Invest in the semantic layer first, not last. Most teams build the NL2SQL pipeline first and bolt on the ontology after they hit the semantic failure modes. This is backwards. The semantic layer should be the foundation — even a lightweight business glossary document is enough to start. Build the retrieval pipeline around it from day one, and you’ll avoid rewriting the prompt architecture three times.
Instrument for semantic failures, not just execution failures. An NL2SQL agent that returns wrong answers without errors is worse than one that fails loudly. You need instrumentation that captures the question, the retrieved semantic context, the generated SQL, and the query result — and periodic human review to catch semantic failures that don’t surface as exceptions. Eval datasets of known question/answer pairs, with expected SQL, are the only reliable way to measure this.
Own the ontology with the data team, not the ML team. The knowledge about what your data means lives with the analysts and data engineers who built it. The NL2SQL ontology should be maintained in the same workflow as your data documentation — not in a separate AI system owned by the ML team. The closer the ontology is to the source of truth about your data semantics, the more likely it is to stay accurate over time.

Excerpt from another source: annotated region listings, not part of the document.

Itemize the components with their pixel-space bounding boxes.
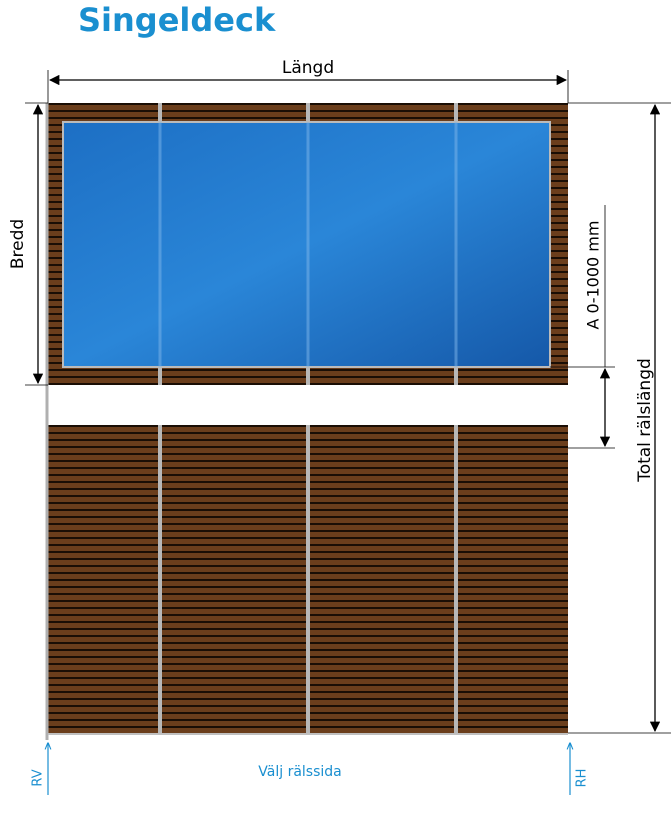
width-label: Bredd — [8, 219, 28, 269]
rh-option[interactable]: RH — [575, 769, 590, 788]
total-label: Total rälslängd — [635, 358, 655, 483]
choose-side: Välj rälssida — [258, 764, 341, 780]
title: Singeldeck — [78, 1, 276, 39]
gap-label: A 0-1000 mm — [584, 221, 603, 330]
length-label: Längd — [282, 58, 334, 78]
pool-rails — [158, 122, 458, 367]
rv-option[interactable]: RV — [31, 769, 46, 786]
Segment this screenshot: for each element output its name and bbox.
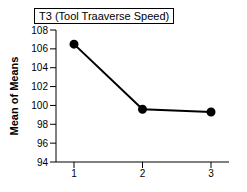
- svg-text:94: 94: [37, 157, 49, 168]
- svg-text:3: 3: [208, 168, 214, 179]
- svg-text:100: 100: [31, 100, 48, 111]
- svg-text:106: 106: [31, 43, 48, 54]
- html-text:T3 (Tool Traaverse Speed): T3 (Tool Traaverse Speed): [39, 10, 170, 22]
- svg-text:102: 102: [31, 81, 48, 92]
- svg-text:1: 1: [71, 168, 77, 179]
- svg-text:2: 2: [140, 168, 146, 179]
- svg-text:96: 96: [37, 138, 49, 149]
- svg-text:104: 104: [31, 62, 48, 73]
- svg-text:98: 98: [37, 119, 49, 130]
- svg-text:Mean of Means: Mean of Means: [8, 57, 20, 136]
- svg-text:108: 108: [31, 25, 48, 36]
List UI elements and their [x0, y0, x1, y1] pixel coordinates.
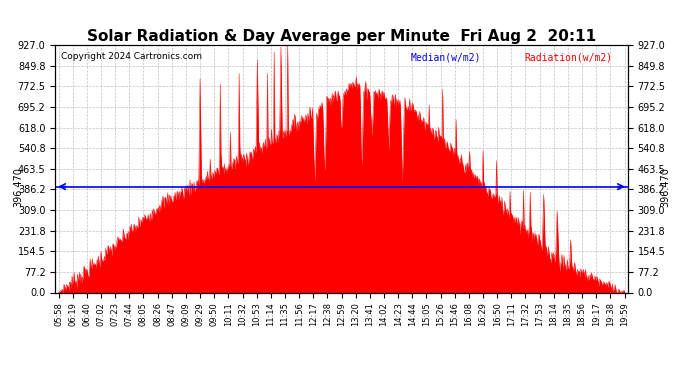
Title: Solar Radiation & Day Average per Minute  Fri Aug 2  20:11: Solar Radiation & Day Average per Minute… — [87, 29, 596, 44]
Text: 396.470: 396.470 — [660, 167, 670, 207]
Text: Radiation(w/m2): Radiation(w/m2) — [525, 53, 613, 62]
Text: 396.470: 396.470 — [13, 167, 23, 207]
Text: Copyright 2024 Cartronics.com: Copyright 2024 Cartronics.com — [61, 53, 202, 62]
Text: Median(w/m2): Median(w/m2) — [411, 53, 481, 62]
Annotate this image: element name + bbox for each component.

Google’s BigQuery + Gemini architecture is one of the most sophisticated public implementations of this approach, and it still has gaps. That’s not a criticism — it’s an honest signal about the difficulty of the problem. Natural language is imprecise by design, and enterprise schemas are complicated by history. The ontology layer is the mechanism that mediates between the two, and building it well is the difference between an NL2SQL agent that your data team trusts and one that your data team disables after a month because it kept returning wrong revenue numbers to the CFO.
The technology stack — Gemini, BigQuery, Vertex AI, embeddings, semantic retrieval — is available to everyone now. The semantic layer is the hard part. Start there.